Uygun bir motor bulamayınca motoru kendileri yaptırdılar. 17 Aralık günü dünyanın ilk, motorlu ve kontrollü uçuşunu gerçekleştirdiler.
O gün dört uçuş yapıldı. Dördüncü uçuş en iyi denemeydi. Wilbur, 57 saniye uçtu ve 260 metre boyunca havada kaldı. Ancak inişte motor ve kanatlar zarara uğradı. O yıl başka uçuş olmadı. Kardeşlerin uçuşları da, kamuoyunda yeteri kadar yankı bulamadı. Uçuş denemelerini bir gazeteci şu sözlerle küçümsemişti: “57 saniye mi? 57 dakika olsaydı belki haber konusu olurdu”.
• 1904’te Panama Kanalı’nın yapımına başlandı. İnşaat on yıl sürdü. Orta Amerika’ya kanal açma fikri ilk kez 16. yüzyılda İspanyollar tarafından geliştirilmişti. Ancak teknik yetersizlikler, zorlu doğa şartları, yüksek maliyet ve deniz seviyesinden olan farklı yükseltiler, kanalın yapımını 400 yıl kadar geciktirdi. Kanalı kazmaya, Süveyş Kanalı’nı da açmış olan Fransız girişimci Ferdinand de Lesseps başladı. Bu amaçla kurduğu şirket pek çok güçlükle karşılaştı. Süveyş, deniz seviyesinde bir kazıydı. Ancak Panama’da 150 metre yükseklikteki tepeler arasından deniz seviyesinde kazı yapmak imkansız denecek kadar zordu.

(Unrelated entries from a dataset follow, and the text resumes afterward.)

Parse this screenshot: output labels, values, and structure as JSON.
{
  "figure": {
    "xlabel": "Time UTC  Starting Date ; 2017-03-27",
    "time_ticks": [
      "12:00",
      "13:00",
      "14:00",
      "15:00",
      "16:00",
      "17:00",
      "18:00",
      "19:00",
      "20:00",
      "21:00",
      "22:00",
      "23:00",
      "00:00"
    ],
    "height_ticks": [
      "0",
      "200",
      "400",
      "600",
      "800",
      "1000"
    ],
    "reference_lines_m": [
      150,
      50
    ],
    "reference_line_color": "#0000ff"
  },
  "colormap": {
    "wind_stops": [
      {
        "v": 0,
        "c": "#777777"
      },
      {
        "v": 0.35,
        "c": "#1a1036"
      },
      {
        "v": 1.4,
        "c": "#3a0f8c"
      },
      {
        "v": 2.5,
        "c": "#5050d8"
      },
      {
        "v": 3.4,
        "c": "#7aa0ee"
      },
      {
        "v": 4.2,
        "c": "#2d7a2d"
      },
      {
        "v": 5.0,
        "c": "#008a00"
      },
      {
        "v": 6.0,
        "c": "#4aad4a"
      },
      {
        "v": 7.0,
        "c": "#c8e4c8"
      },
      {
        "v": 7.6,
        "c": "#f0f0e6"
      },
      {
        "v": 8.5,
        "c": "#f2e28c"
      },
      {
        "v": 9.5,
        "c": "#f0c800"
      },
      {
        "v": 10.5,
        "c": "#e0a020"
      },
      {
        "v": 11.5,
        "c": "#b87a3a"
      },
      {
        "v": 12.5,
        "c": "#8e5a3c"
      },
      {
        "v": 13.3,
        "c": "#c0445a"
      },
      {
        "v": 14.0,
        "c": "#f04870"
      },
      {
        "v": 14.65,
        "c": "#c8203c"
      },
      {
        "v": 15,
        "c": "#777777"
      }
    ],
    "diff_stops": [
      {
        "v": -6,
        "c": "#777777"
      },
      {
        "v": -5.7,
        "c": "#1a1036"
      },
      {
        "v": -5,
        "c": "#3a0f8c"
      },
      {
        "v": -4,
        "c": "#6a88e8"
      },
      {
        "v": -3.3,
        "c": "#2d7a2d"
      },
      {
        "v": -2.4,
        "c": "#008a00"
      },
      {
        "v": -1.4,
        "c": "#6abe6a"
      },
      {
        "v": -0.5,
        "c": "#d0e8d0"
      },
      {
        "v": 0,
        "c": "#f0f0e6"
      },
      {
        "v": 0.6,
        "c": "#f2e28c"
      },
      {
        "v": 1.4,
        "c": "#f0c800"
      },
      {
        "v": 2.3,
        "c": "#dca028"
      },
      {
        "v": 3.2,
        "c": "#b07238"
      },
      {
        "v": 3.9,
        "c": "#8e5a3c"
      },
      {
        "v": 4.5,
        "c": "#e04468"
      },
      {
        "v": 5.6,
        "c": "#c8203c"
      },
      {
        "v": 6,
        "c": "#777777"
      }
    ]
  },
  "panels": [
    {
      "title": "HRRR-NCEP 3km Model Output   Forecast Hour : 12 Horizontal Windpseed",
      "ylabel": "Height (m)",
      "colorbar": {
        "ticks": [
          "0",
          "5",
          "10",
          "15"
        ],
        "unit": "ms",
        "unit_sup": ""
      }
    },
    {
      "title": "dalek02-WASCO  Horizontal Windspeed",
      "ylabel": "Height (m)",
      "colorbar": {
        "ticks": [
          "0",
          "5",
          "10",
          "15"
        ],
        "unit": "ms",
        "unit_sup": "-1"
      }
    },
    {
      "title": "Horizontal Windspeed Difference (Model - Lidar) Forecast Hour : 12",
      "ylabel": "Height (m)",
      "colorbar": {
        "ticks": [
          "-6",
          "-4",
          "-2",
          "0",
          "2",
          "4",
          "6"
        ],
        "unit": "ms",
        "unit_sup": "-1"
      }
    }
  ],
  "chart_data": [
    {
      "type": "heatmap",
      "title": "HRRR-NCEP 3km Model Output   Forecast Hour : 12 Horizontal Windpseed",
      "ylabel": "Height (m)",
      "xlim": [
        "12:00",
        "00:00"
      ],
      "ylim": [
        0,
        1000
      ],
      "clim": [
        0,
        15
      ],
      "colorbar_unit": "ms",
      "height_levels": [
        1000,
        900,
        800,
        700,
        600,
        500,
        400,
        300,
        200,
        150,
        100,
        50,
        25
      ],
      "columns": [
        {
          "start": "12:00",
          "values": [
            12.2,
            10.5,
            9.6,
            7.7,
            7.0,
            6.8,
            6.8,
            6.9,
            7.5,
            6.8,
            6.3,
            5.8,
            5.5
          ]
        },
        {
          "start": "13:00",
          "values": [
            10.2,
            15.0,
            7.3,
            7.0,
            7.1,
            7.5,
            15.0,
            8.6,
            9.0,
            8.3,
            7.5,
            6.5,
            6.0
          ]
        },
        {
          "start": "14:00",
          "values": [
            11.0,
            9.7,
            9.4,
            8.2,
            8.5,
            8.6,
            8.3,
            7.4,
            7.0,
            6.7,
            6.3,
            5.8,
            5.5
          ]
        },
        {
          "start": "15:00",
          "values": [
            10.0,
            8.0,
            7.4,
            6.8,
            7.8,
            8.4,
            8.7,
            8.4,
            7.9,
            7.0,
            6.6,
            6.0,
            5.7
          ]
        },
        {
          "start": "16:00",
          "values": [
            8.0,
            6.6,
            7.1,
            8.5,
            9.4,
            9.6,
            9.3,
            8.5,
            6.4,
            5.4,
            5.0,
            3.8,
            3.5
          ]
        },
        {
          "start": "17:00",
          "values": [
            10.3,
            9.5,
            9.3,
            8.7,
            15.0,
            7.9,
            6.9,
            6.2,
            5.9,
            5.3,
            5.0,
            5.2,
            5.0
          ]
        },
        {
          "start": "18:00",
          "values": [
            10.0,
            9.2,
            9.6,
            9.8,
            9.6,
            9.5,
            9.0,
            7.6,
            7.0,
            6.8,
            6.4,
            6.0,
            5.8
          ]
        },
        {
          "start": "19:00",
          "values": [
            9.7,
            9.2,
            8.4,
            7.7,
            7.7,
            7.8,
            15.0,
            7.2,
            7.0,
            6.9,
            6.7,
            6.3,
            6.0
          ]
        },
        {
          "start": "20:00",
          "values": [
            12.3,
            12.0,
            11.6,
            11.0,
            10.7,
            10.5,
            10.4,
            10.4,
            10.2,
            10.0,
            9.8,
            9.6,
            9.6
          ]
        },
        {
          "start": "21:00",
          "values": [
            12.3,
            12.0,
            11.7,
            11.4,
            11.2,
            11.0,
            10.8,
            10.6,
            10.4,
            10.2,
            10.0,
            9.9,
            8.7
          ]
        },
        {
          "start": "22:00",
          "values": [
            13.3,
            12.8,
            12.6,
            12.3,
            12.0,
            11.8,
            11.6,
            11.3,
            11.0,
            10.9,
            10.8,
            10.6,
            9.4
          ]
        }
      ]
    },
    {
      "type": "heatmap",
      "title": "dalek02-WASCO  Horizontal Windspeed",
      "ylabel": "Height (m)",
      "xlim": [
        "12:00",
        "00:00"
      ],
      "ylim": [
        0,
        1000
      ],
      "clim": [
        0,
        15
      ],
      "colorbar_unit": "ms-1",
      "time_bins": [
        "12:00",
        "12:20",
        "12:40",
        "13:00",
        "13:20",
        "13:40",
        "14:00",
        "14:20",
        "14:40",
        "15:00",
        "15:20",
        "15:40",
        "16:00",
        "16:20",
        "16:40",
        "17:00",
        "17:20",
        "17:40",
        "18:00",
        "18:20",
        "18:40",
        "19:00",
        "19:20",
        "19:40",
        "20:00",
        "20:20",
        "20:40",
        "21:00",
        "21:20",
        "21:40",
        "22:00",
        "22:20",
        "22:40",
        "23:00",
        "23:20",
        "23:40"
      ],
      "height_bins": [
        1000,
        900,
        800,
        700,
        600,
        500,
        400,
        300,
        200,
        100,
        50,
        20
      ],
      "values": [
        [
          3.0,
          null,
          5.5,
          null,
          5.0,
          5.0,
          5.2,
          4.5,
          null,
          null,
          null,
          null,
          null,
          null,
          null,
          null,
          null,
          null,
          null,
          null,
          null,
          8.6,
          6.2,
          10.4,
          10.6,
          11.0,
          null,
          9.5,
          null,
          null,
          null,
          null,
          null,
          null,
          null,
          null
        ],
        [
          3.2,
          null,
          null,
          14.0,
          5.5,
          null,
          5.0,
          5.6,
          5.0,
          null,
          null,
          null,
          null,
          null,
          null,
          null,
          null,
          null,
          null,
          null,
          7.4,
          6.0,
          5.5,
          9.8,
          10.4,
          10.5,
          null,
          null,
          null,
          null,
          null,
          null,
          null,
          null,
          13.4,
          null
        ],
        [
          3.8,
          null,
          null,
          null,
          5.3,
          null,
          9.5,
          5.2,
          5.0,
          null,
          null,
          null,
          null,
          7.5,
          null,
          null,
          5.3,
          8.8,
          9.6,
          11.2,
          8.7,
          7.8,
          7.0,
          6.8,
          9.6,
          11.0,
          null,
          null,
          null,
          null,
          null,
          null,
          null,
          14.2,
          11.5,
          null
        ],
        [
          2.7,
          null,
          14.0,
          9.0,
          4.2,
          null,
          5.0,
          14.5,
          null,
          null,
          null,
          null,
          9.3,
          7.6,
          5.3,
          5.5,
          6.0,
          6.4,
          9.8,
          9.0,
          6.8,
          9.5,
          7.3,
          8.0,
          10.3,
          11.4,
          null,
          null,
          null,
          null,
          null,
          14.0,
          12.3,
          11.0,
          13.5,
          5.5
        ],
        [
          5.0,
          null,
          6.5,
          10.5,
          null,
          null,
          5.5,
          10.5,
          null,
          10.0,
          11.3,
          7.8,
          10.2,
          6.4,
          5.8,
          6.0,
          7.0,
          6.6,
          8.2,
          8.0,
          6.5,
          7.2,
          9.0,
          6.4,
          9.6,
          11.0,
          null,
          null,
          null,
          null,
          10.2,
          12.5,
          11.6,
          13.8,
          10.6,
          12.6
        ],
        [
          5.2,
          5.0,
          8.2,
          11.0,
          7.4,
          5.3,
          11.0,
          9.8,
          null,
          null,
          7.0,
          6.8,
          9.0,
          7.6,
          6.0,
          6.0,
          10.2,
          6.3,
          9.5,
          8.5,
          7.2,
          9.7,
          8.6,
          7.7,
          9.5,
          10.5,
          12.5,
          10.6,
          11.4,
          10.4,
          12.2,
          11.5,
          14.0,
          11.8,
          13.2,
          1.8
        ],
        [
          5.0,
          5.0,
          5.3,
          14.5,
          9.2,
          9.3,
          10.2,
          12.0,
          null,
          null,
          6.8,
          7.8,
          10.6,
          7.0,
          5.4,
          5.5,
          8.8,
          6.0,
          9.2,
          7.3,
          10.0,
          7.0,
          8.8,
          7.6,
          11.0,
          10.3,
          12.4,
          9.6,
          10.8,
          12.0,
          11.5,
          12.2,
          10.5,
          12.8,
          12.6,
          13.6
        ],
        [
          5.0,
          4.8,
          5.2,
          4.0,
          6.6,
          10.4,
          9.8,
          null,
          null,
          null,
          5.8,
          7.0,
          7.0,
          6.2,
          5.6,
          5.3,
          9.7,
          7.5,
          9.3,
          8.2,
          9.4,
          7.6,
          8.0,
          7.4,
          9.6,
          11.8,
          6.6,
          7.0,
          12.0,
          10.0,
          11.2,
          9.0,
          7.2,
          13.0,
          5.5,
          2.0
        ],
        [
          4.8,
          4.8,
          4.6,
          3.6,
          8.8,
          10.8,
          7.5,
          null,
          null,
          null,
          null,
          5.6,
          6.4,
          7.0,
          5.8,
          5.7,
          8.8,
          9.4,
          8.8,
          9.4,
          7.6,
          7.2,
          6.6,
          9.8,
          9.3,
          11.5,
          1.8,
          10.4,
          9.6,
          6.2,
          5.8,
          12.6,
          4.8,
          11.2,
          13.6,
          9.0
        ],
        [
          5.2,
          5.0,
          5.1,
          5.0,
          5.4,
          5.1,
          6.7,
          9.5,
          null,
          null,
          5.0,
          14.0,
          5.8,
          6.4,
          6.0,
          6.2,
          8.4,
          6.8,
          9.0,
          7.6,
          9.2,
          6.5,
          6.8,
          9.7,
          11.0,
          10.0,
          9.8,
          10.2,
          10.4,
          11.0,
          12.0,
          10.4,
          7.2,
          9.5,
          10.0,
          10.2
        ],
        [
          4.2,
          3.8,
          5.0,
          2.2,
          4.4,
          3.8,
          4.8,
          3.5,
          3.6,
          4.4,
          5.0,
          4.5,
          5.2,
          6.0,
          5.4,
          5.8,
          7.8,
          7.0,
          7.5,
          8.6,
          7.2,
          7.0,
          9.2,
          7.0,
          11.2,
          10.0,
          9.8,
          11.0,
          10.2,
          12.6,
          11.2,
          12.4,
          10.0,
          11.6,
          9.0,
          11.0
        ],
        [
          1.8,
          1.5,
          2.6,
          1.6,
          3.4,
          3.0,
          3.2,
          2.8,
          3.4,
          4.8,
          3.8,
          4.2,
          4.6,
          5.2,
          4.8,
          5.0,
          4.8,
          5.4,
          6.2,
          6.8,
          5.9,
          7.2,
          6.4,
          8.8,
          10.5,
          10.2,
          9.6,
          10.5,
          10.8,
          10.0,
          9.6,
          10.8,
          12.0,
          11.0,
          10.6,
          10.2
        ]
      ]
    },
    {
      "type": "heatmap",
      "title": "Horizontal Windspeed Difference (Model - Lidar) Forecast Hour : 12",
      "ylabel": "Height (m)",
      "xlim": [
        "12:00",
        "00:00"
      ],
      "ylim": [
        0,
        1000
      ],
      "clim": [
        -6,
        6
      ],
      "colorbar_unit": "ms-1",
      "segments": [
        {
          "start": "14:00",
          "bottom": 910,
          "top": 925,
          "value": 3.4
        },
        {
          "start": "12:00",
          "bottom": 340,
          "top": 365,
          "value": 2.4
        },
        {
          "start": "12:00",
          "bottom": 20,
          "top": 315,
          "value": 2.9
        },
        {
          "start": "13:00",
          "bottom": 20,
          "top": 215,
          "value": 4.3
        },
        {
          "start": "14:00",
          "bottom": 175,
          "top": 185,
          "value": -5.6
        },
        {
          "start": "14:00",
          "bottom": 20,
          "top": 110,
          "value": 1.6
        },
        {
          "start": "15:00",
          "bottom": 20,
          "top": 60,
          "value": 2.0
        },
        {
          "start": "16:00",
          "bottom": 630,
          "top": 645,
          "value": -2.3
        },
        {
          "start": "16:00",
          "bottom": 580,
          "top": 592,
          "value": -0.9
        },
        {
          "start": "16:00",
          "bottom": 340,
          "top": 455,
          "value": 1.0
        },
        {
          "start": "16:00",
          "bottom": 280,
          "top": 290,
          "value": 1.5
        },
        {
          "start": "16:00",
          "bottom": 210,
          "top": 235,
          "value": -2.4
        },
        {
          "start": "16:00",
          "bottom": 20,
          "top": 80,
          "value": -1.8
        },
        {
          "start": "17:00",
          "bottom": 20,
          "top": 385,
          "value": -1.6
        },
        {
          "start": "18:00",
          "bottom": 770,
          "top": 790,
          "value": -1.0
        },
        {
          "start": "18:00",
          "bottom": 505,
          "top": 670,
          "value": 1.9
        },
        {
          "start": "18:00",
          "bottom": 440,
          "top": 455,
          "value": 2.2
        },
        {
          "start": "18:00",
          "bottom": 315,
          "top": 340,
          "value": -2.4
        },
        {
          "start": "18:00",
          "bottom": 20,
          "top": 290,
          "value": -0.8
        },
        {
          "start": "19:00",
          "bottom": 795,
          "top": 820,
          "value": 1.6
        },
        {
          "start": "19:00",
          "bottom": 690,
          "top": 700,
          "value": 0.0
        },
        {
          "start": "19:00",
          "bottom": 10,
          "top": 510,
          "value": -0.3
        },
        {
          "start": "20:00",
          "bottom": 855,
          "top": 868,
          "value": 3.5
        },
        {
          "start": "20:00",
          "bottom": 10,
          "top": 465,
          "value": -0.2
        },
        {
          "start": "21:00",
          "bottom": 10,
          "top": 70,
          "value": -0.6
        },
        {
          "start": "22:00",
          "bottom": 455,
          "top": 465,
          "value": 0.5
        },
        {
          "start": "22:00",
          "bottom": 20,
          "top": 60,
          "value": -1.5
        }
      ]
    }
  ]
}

Asıl büyük zorluk, sıtmaydı. 25 bin işçi, bu hastalıktan ve inşaat kazalarından ölmüştü. 1903’te Fransızların pes etmesi üzerine Panama, ABD’ye satıldı. Amerikalılar inşaata 1904’te başladı.
• 1908’de Ford’un efsanevi T Modeli ABD’de piyasaya çıktı. “Tin Lizzie” (Teneke Lizzie) adı verilen araba, ucuzluğu ile gerçek bir “halk otomobili” idi. 4 silindirli, 20 hp gücünde motoru vardı. Kullanılması ve tamiri çok kolaydı. 1927’ye kadar üretildi. Üretim rakamı 16 milyon 536 bin 75’e ulaştı. Bu rekor 1972’ye kadar kırılamadı. Önceleri 825 dolar olan fiyatı 260 dolara kadar düşmüştü. Çünkü Henry Ford, otomobil üretiminde hareketli bant yöntemini bulmuştu. Böylece kısa sürede çok fazla otomobil yapılabiliyordu. Otomobili oluşturan parçalar, hareketli bandın her aşamasında teker teker takılıyor, bir saat 33 dakikada otomobili ortaya çıkarmak mümkün oluyordu.